May 31, 2021
U.S. Sen. Cory Booker addressed graduates in a pre-recorded speech.

Rutgers Law students participated in virtual commencement celebrations, and 381 students were awarded law degrees in both the Camden and Newark locations. Because of the Covid-19 pandemic, classes were held virtually this school year along with commencement.

U.S. Sen. Cory Booker (D-New Jersey) addressed graduating classes in Camden and Newark and urged them to stay strong in the face of adversity, "Sometimes the greatest courage you can show is having that voice inside of you that says, despite the pain or the shame or the hurt, that voice tells you to still get up in the morning, to still shower and put on your clothes and go out there for another day of living and giving and believing--despite all of the evidence that might tell you not to."

Co-Dean Kimberly Mutcherson addressed the students in Camden and said, "Be proud today you persevered, that you showed yourself strong enough to stay focused through a global crisis. No matter what the  next few years of your career throw at you, including the coming Bar Exam, remember what you have achieved and know you are capable of greatness."

Student speakers included SBA President Lauren Bess RLAW '21, who told her fellow students, "I hope each of you lead careers that are filled with purpose and passion. I hope you know that myself, and your law school peers will always be here to support and lift you up."

Lauren Bess RLAW '21

Nina Rodriguez RLAW '21, the first Latina Editor-in-Chief of the Rutgers Law Review in Camden, also spoke, “As future lawyers, it is imperative that we continue to practice allyship and make an active choice to not remain silent in the face of injustice."

Nina Rodriguez RLAW '21

Camden's faculty speaker was Professor Adnan Zulfiqar, who was chosen as Professor of the Year by this year's students. He said,"Treat people with respect, regardless of who they are or what status they hold or what position they occupy, from the judge in the chamber ot the janitor in the hallway, to the clients you represent, a little bit of kidness, a little bit of respect is a small gift to give. . . Always seek to understand different perspectives, appreciate the other side, realize that life is much more gray than black or white. Only fight the fights you can live with and look for the good fights."

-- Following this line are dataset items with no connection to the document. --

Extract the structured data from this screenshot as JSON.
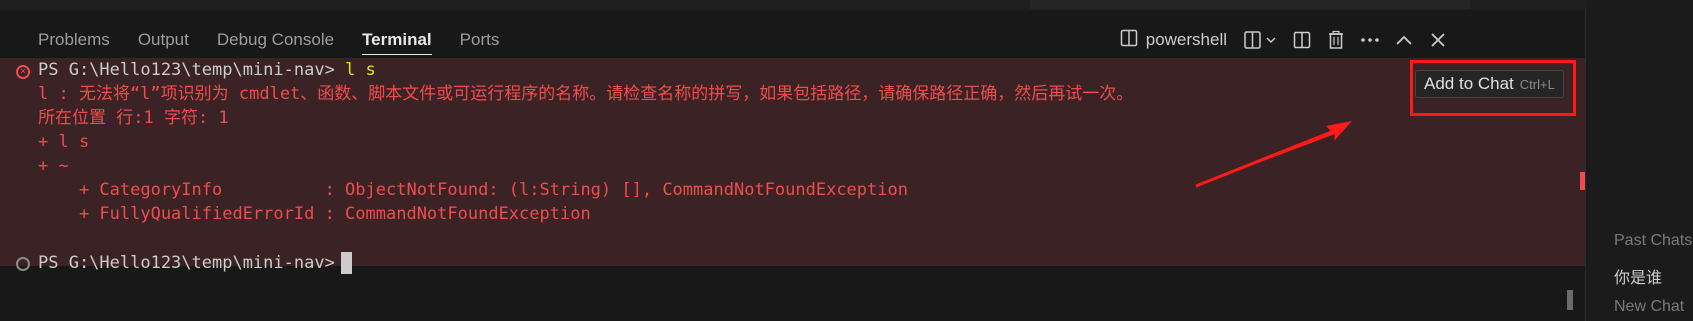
{
  "tabs": [
    {
      "label": "Problems"
    },
    {
      "label": "Output"
    },
    {
      "label": "Debug Console"
    },
    {
      "label": "Terminal"
    },
    {
      "label": "Ports"
    }
  ],
  "shell_label": "powershell",
  "terminal": {
    "prompt1": "PS G:\\Hello123\\temp\\mini-nav>",
    "cmd1": "l s",
    "error_lines": [
      "l : 无法将“l”项识别为 cmdlet、函数、脚本文件或可运行程序的名称。请检查名称的拼写，如果包括路径，请确保路径正确，然后再试一次。",
      "所在位置 行:1 字符: 1",
      "+ l s",
      "+ ~",
      "    + CategoryInfo          : ObjectNotFound: (l:String) [], CommandNotFoundException",
      "    + FullyQualifiedErrorId : CommandNotFoundException"
    ],
    "prompt2": "PS G:\\Hello123\\temp\\mini-nav>"
  },
  "tooltip": {
    "label": "Add to Chat",
    "shortcut": "Ctrl+L"
  },
  "side_panel": {
    "items": [
      {
        "label": "Past Chats"
      },
      {
        "label": "你是谁"
      },
      {
        "label": "New Chat"
      }
    ]
  },
  "colors": {
    "error": "#f14c4c",
    "annotation": "#ff1a1a",
    "prompt": "#cccccc",
    "command": "#e5e510"
  }
}
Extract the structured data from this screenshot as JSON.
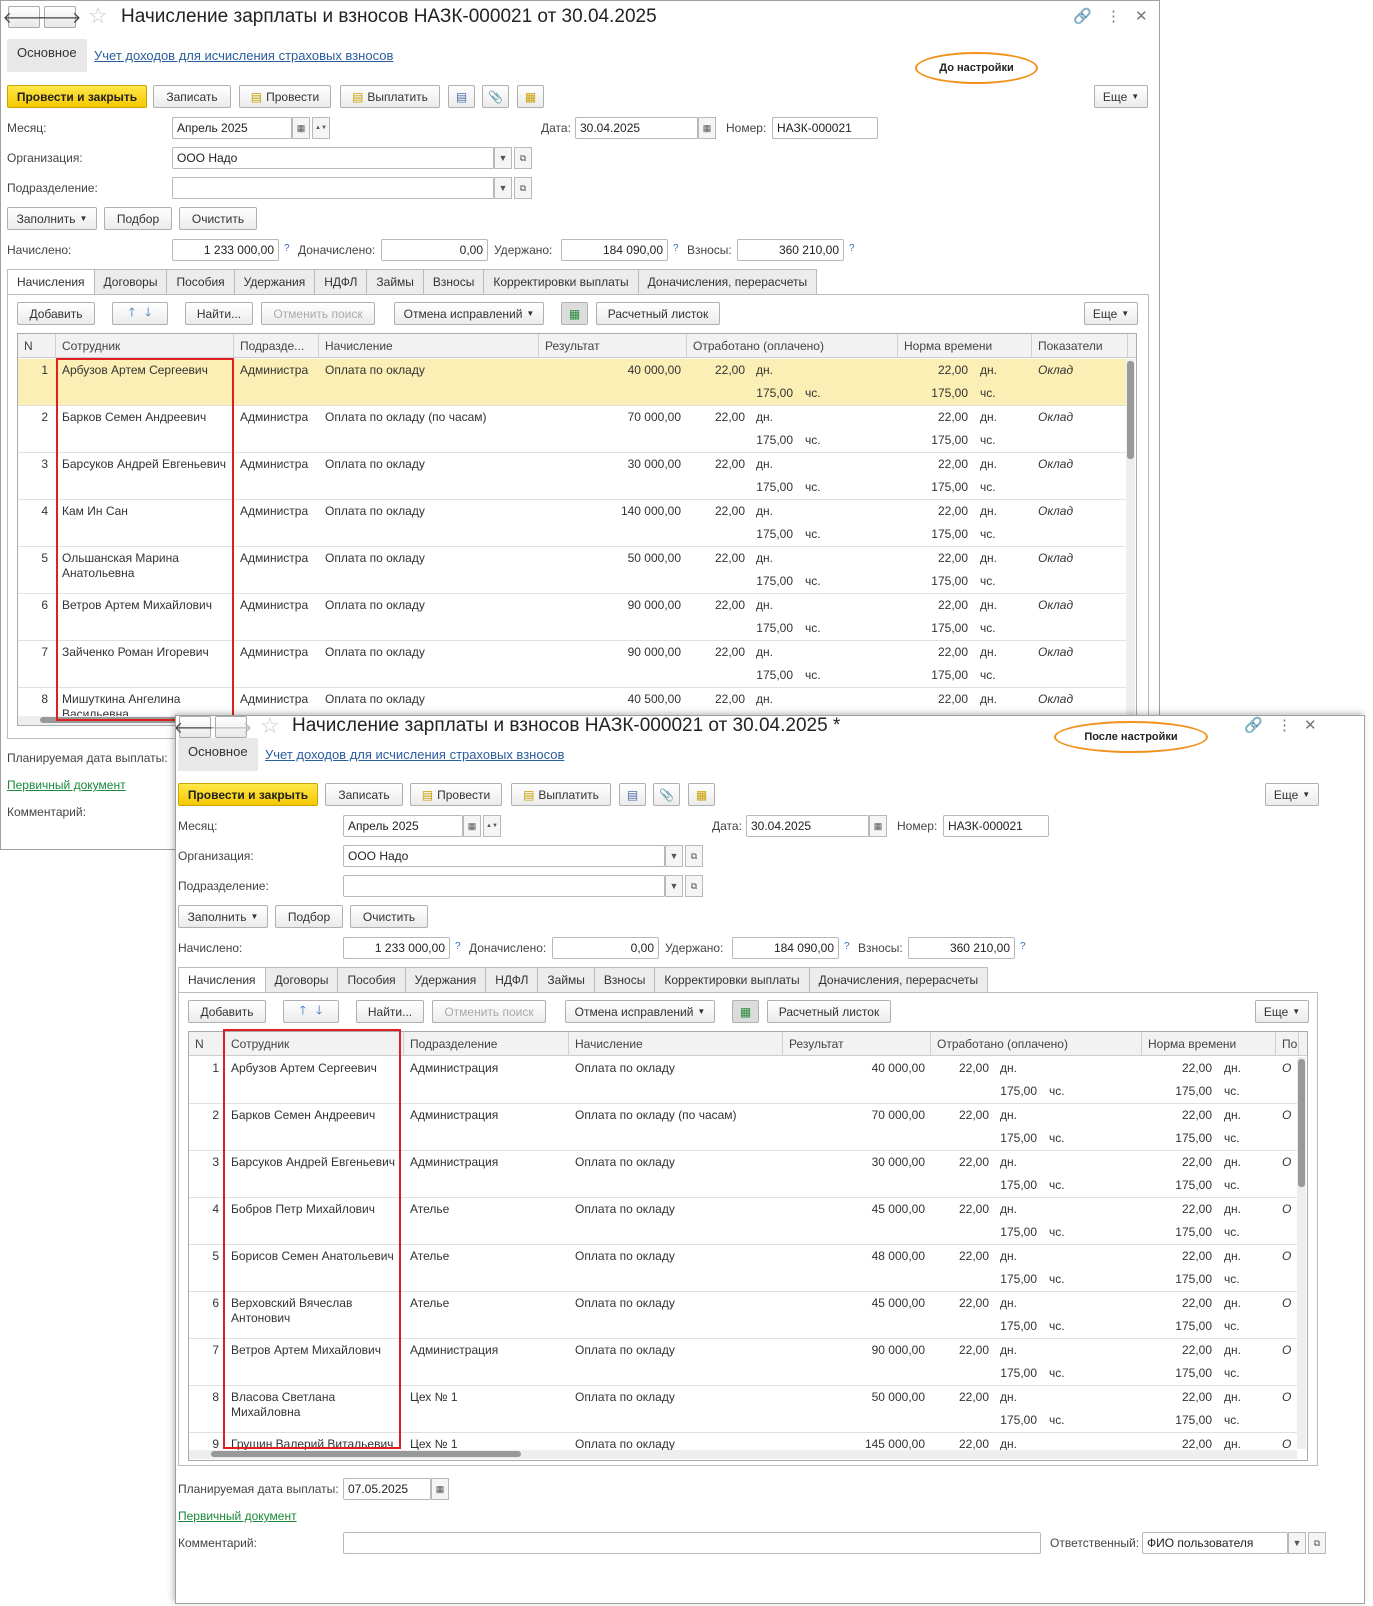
{
  "before": {
    "title": "Начисление зарплаты и взносов НАЗК-000021 от 30.04.2025",
    "nav_back": "🡐",
    "nav_fwd": "🡒",
    "tab_main": "Основное",
    "tab_link": "Учет доходов для исчисления страховых взносов",
    "annotation": "До настройки",
    "toolbar": {
      "post_close": "Провести и закрыть",
      "save": "Записать",
      "post": "Провести",
      "pay": "Выплатить",
      "more": "Еще"
    },
    "month_label": "Месяц:",
    "month_value": "Апрель 2025",
    "date_label": "Дата:",
    "date_value": "30.04.2025",
    "number_label": "Номер:",
    "number_value": "НАЗК-000021",
    "org_label": "Организация:",
    "org_value": "ООО Надо",
    "dept_label": "Подразделение:",
    "dept_value": "",
    "fill": "Заполнить",
    "pick": "Подбор",
    "clear": "Очистить",
    "accrued_label": "Начислено:",
    "accrued_value": "1 233 000,00",
    "extra_label": "Доначислено:",
    "extra_value": "0,00",
    "withheld_label": "Удержано:",
    "withheld_value": "184 090,00",
    "contrib_label": "Взносы:",
    "contrib_value": "360 210,00",
    "q": "?",
    "tabs": [
      "Начисления",
      "Договоры",
      "Пособия",
      "Удержания",
      "НДФЛ",
      "Займы",
      "Взносы",
      "Корректировки выплаты",
      "Доначисления, перерасчеты"
    ],
    "grid_toolbar": {
      "add": "Добавить",
      "find": "Найти...",
      "cancel_find": "Отменить поиск",
      "undo_fix": "Отмена исправлений",
      "payslip": "Расчетный листок",
      "more": "Еще"
    },
    "columns": [
      "N",
      "Сотрудник",
      "Подразде...",
      "Начисление",
      "Результат",
      "Отработано (оплачено)",
      "Норма времени",
      "Показатели"
    ],
    "rows": [
      {
        "n": "1",
        "emp": "Арбузов Артем Сергеевич",
        "dept": "Администра",
        "accr": "Оплата по окладу",
        "res": "40 000,00",
        "d": "22,00",
        "du": "дн.",
        "h": "175,00",
        "hu": "чс.",
        "nd": "22,00",
        "ndu": "дн.",
        "nh": "175,00",
        "nhu": "чс.",
        "ind": "Оклад"
      },
      {
        "n": "2",
        "emp": "Барков Семен Андреевич",
        "dept": "Администра",
        "accr": "Оплата по окладу (по часам)",
        "res": "70 000,00",
        "d": "22,00",
        "du": "дн.",
        "h": "175,00",
        "hu": "чс.",
        "nd": "22,00",
        "ndu": "дн.",
        "nh": "175,00",
        "nhu": "чс.",
        "ind": "Оклад"
      },
      {
        "n": "3",
        "emp": "Барсуков Андрей Евгеньевич",
        "dept": "Администра",
        "accr": "Оплата по окладу",
        "res": "30 000,00",
        "d": "22,00",
        "du": "дн.",
        "h": "175,00",
        "hu": "чс.",
        "nd": "22,00",
        "ndu": "дн.",
        "nh": "175,00",
        "nhu": "чс.",
        "ind": "Оклад"
      },
      {
        "n": "4",
        "emp": "Кам Ин Сан",
        "dept": "Администра",
        "accr": "Оплата по окладу",
        "res": "140 000,00",
        "d": "22,00",
        "du": "дн.",
        "h": "175,00",
        "hu": "чс.",
        "nd": "22,00",
        "ndu": "дн.",
        "nh": "175,00",
        "nhu": "чс.",
        "ind": "Оклад"
      },
      {
        "n": "5",
        "emp": "Ольшанская Марина Анатольевна",
        "dept": "Администра",
        "accr": "Оплата по окладу",
        "res": "50 000,00",
        "d": "22,00",
        "du": "дн.",
        "h": "175,00",
        "hu": "чс.",
        "nd": "22,00",
        "ndu": "дн.",
        "nh": "175,00",
        "nhu": "чс.",
        "ind": "Оклад"
      },
      {
        "n": "6",
        "emp": "Ветров Артем Михайлович",
        "dept": "Администра",
        "accr": "Оплата по окладу",
        "res": "90 000,00",
        "d": "22,00",
        "du": "дн.",
        "h": "175,00",
        "hu": "чс.",
        "nd": "22,00",
        "ndu": "дн.",
        "nh": "175,00",
        "nhu": "чс.",
        "ind": "Оклад"
      },
      {
        "n": "7",
        "emp": "Зайченко Роман Игоревич",
        "dept": "Администра",
        "accr": "Оплата по окладу",
        "res": "90 000,00",
        "d": "22,00",
        "du": "дн.",
        "h": "175,00",
        "hu": "чс.",
        "nd": "22,00",
        "ndu": "дн.",
        "nh": "175,00",
        "nhu": "чс.",
        "ind": "Оклад"
      },
      {
        "n": "8",
        "emp": "Мишуткина Ангелина Васильевна",
        "dept": "Администра",
        "accr": "Оплата по окладу",
        "res": "40 500,00",
        "d": "22,00",
        "du": "дн.",
        "h": "",
        "hu": "",
        "nd": "22,00",
        "ndu": "дн.",
        "nh": "",
        "nhu": "",
        "ind": "Оклад"
      }
    ],
    "planned_label": "Планируемая дата выплаты:",
    "primary_doc": "Первичный документ",
    "comment_label": "Комментарий:"
  },
  "after": {
    "title": "Начисление зарплаты и взносов НАЗК-000021 от 30.04.2025 *",
    "nav_back": "🡐",
    "nav_fwd": "🡒",
    "tab_main": "Основное",
    "tab_link": "Учет доходов для исчисления страховых взносов",
    "annotation": "После настройки",
    "toolbar": {
      "post_close": "Провести и закрыть",
      "save": "Записать",
      "post": "Провести",
      "pay": "Выплатить",
      "more": "Еще"
    },
    "month_label": "Месяц:",
    "month_value": "Апрель 2025",
    "date_label": "Дата:",
    "date_value": "30.04.2025",
    "number_label": "Номер:",
    "number_value": "НАЗК-000021",
    "org_label": "Организация:",
    "org_value": "ООО Надо",
    "dept_label": "Подразделение:",
    "dept_value": "",
    "fill": "Заполнить",
    "pick": "Подбор",
    "clear": "Очистить",
    "accrued_label": "Начислено:",
    "accrued_value": "1 233 000,00",
    "extra_label": "Доначислено:",
    "extra_value": "0,00",
    "withheld_label": "Удержано:",
    "withheld_value": "184 090,00",
    "contrib_label": "Взносы:",
    "contrib_value": "360 210,00",
    "q": "?",
    "tabs": [
      "Начисления",
      "Договоры",
      "Пособия",
      "Удержания",
      "НДФЛ",
      "Займы",
      "Взносы",
      "Корректировки выплаты",
      "Доначисления, перерасчеты"
    ],
    "grid_toolbar": {
      "add": "Добавить",
      "find": "Найти...",
      "cancel_find": "Отменить поиск",
      "undo_fix": "Отмена исправлений",
      "payslip": "Расчетный листок",
      "more": "Еще"
    },
    "columns": [
      "N",
      "Сотрудник",
      "Подразделение",
      "Начисление",
      "Результат",
      "Отработано (оплачено)",
      "Норма времени",
      "По"
    ],
    "rows": [
      {
        "n": "1",
        "emp": "Арбузов Артем Сергеевич",
        "dept": "Администрация",
        "accr": "Оплата по окладу",
        "res": "40 000,00",
        "d": "22,00",
        "du": "дн.",
        "h": "175,00",
        "hu": "чс.",
        "nd": "22,00",
        "ndu": "дн.",
        "nh": "175,00",
        "nhu": "чс.",
        "ind": "О"
      },
      {
        "n": "2",
        "emp": "Барков Семен Андреевич",
        "dept": "Администрация",
        "accr": "Оплата по окладу (по часам)",
        "res": "70 000,00",
        "d": "22,00",
        "du": "дн.",
        "h": "175,00",
        "hu": "чс.",
        "nd": "22,00",
        "ndu": "дн.",
        "nh": "175,00",
        "nhu": "чс.",
        "ind": "О"
      },
      {
        "n": "3",
        "emp": "Барсуков Андрей Евгеньевич",
        "dept": "Администрация",
        "accr": "Оплата по окладу",
        "res": "30 000,00",
        "d": "22,00",
        "du": "дн.",
        "h": "175,00",
        "hu": "чс.",
        "nd": "22,00",
        "ndu": "дн.",
        "nh": "175,00",
        "nhu": "чс.",
        "ind": "О"
      },
      {
        "n": "4",
        "emp": "Бобров Петр Михайлович",
        "dept": "Ателье",
        "accr": "Оплата по окладу",
        "res": "45 000,00",
        "d": "22,00",
        "du": "дн.",
        "h": "175,00",
        "hu": "чс.",
        "nd": "22,00",
        "ndu": "дн.",
        "nh": "175,00",
        "nhu": "чс.",
        "ind": "О"
      },
      {
        "n": "5",
        "emp": "Борисов Семен Анатольевич",
        "dept": "Ателье",
        "accr": "Оплата по окладу",
        "res": "48 000,00",
        "d": "22,00",
        "du": "дн.",
        "h": "175,00",
        "hu": "чс.",
        "nd": "22,00",
        "ndu": "дн.",
        "nh": "175,00",
        "nhu": "чс.",
        "ind": "О"
      },
      {
        "n": "6",
        "emp": "Верховский Вячеслав Антонович",
        "dept": "Ателье",
        "accr": "Оплата по окладу",
        "res": "45 000,00",
        "d": "22,00",
        "du": "дн.",
        "h": "175,00",
        "hu": "чс.",
        "nd": "22,00",
        "ndu": "дн.",
        "nh": "175,00",
        "nhu": "чс.",
        "ind": "О"
      },
      {
        "n": "7",
        "emp": "Ветров Артем Михайлович",
        "dept": "Администрация",
        "accr": "Оплата по окладу",
        "res": "90 000,00",
        "d": "22,00",
        "du": "дн.",
        "h": "175,00",
        "hu": "чс.",
        "nd": "22,00",
        "ndu": "дн.",
        "nh": "175,00",
        "nhu": "чс.",
        "ind": "О"
      },
      {
        "n": "8",
        "emp": "Власова Светлана Михайловна",
        "dept": "Цех № 1",
        "accr": "Оплата по окладу",
        "res": "50 000,00",
        "d": "22,00",
        "du": "дн.",
        "h": "175,00",
        "hu": "чс.",
        "nd": "22,00",
        "ndu": "дн.",
        "nh": "175,00",
        "nhu": "чс.",
        "ind": "О"
      },
      {
        "n": "9",
        "emp": "Грушин Валерий Витальевич",
        "dept": "Цех № 1",
        "accr": "Оплата по окладу",
        "res": "145 000,00",
        "d": "22,00",
        "du": "дн.",
        "h": "",
        "hu": "",
        "nd": "22,00",
        "ndu": "дн.",
        "nh": "",
        "nhu": "",
        "ind": "О"
      }
    ],
    "planned_label": "Планируемая дата выплаты:",
    "planned_value": "07.05.2025",
    "primary_doc": "Первичный документ",
    "comment_label": "Комментарий:",
    "comment_value": "",
    "responsible_label": "Ответственный:",
    "responsible_value": "ФИО пользователя"
  },
  "colors": {
    "accent_yellow": "#f5c800",
    "selected_row": "#fbefb5",
    "red_frame": "#e02020",
    "oval": "#f0921c",
    "link": "#2a5d9c",
    "green_link": "#1a8a3a"
  }
}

In Newark, outgoing Co-Dean David Lopez congratulated the graduating students for completing their schooling during the pandemic and during the racial reckoning taking place in the United States. Because of the hardships and sacrifices the law students have overcome, Lopez likened them to the next "Greatest Generation." He said, "I know this class is prepared to tackle the injustices of this new emerging world. This class is prepared to shape and lead this emerging world. I have seen you learn, I have seen you doubt, I have seen you grow and swagger."

Candice Iheme RLAW '21 was the student speaker in Newark. She said, "Each of us must decide what success means to us, because one day you won't remember what you got in your Legal Research and Writing class during your first year of law school and you probably already forgot what you got on your LSAT, but what you will remember is the first friend you made during orientation, or that kid who sat next to you and always cracked jokes with you or shared outlines with you, or that person who looks nothing like you but has become one of your greatest allies and greatest friends." She added, "When people ask me what is the best thing about Rutgers, I say it's the people. It's the community we built here."

Candice Iheme RLAW '21

Newark's faculty speaker Professor John Kettle reminded the graduates that they will be called on to help heal a fractured world, "As you graduate, in addition to ongoing Covid-19 concerns, and as newly-minted attorneys, you will unfortunately continue to face obstacles and challenges, especially those presesnted by a significantly divided political and social environment. The unfortunate growing unrest in our world needs to be addressed and will be an important part of your charge as an advocate for just and necessary change, especially in light of growing racial injustice and social injustice."

N.J. Supreme Court Justice Jaynee LaVecchia RLAW '79, who has announced her retirement, was inducted as an honorary member of the Order of the Coif. And at both locations, faculty members and administrators passed on their congratulations and good wishes to the graduates during the ceremony.